I tre grafici che seguono rappresentano il “giorno tipo” nei primi tre mesi dell’anno. Se gli andamenti di gennaio e febbraio 2020 (tratteggiati dai punti in viola) non si discostano dalla mediana del triennio precedente, quelli di marzo sono

Benzene e monossido di carbonio

Altri due indicatori di come è cambiata la qualità dell’aria dall’entrata in vigore del lockdown sono quelli dei livelli di benzene e di monossido di carbonio presenti in atmosfera.

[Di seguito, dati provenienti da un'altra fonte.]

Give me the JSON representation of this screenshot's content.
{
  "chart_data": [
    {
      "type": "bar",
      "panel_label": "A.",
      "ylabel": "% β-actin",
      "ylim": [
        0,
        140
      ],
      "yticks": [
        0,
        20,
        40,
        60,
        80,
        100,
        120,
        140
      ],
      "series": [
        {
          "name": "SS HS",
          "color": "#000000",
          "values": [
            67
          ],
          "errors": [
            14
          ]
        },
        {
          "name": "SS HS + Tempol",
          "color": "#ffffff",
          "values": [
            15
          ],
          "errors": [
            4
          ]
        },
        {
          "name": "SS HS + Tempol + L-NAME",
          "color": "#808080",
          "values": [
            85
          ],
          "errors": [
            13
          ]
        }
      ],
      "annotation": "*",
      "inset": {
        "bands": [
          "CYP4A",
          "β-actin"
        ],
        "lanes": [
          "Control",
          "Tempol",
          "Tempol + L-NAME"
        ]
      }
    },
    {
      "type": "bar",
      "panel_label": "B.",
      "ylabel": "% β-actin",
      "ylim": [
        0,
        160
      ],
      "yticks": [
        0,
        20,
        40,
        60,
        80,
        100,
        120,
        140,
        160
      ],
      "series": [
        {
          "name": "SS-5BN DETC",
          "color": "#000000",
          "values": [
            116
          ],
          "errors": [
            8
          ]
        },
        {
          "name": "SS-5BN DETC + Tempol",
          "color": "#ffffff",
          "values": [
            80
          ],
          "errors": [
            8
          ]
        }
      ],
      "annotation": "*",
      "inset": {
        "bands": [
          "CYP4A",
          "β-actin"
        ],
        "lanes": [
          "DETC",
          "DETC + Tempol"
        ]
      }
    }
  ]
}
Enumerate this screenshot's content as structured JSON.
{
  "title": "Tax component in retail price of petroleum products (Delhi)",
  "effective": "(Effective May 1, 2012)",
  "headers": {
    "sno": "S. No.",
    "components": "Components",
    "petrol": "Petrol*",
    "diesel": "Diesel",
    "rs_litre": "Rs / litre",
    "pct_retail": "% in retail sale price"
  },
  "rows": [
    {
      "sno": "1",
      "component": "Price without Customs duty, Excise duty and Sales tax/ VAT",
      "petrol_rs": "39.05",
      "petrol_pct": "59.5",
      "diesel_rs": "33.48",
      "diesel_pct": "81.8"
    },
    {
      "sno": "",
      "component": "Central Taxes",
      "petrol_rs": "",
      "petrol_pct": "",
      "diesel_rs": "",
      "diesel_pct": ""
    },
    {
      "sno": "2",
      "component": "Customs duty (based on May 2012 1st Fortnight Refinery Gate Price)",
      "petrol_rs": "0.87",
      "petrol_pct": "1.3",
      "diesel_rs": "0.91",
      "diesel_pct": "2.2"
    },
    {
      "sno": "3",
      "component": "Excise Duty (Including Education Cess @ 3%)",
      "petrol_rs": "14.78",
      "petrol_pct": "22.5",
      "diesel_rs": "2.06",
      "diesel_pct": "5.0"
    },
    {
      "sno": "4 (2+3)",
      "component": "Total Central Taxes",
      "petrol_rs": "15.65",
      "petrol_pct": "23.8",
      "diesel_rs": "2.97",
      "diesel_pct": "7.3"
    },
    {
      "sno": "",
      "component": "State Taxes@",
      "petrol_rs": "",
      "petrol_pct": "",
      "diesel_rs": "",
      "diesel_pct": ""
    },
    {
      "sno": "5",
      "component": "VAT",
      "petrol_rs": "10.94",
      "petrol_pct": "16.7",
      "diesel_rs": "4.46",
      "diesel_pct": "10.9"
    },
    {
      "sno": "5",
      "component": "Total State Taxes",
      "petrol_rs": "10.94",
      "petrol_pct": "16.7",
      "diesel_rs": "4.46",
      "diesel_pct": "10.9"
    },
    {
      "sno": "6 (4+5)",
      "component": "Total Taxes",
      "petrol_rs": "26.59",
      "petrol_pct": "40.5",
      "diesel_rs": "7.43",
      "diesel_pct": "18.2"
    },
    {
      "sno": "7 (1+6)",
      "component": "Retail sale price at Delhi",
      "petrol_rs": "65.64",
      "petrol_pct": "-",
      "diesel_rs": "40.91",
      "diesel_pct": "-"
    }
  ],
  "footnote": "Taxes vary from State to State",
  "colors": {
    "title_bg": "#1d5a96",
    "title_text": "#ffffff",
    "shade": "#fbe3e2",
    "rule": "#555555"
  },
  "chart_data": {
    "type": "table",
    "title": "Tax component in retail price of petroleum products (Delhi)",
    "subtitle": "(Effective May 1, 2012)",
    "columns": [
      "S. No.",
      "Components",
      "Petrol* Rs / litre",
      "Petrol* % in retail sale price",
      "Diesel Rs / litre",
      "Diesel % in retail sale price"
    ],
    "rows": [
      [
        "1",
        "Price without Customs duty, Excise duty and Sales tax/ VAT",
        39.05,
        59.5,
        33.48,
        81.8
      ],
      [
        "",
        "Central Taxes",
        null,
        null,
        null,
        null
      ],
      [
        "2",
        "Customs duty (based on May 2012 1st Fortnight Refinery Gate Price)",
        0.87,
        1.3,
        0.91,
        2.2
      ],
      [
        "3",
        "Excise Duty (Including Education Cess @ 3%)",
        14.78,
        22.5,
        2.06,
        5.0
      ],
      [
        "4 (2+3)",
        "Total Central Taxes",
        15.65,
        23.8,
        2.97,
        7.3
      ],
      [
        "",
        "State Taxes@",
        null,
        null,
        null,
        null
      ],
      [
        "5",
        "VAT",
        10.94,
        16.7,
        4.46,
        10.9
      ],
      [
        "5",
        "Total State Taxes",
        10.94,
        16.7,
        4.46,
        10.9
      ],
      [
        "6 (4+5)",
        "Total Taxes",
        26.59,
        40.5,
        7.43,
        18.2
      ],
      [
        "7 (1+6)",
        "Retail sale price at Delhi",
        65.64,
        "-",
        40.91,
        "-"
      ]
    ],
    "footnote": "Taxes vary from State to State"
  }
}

Il benzene è l’inquinante più direttamente legato al traffico. È un liquido volatile incolore che viene usato come antidetonante nelle benzine, tossico e cancerogeno. Dal 9 marzo in poi i livelli medi si sono fortemente ridotti. Specialmente quelli rilevati dalla stazione Gramsci, quella di traffico.

Tendenza simile per il monossido di carbonio, un altro dei gas emessi dai processi di combustione delle automobili utile a indicare la qualità dell’aria e il tasso di inquinamento a Firenze nei giorni dell’emergenza coronavirus. Anche in questo caso la stazione Gramsci ha registrato una tendenza in diminuzione a partire proprio dall’entrata in vigore delle misure restrittive.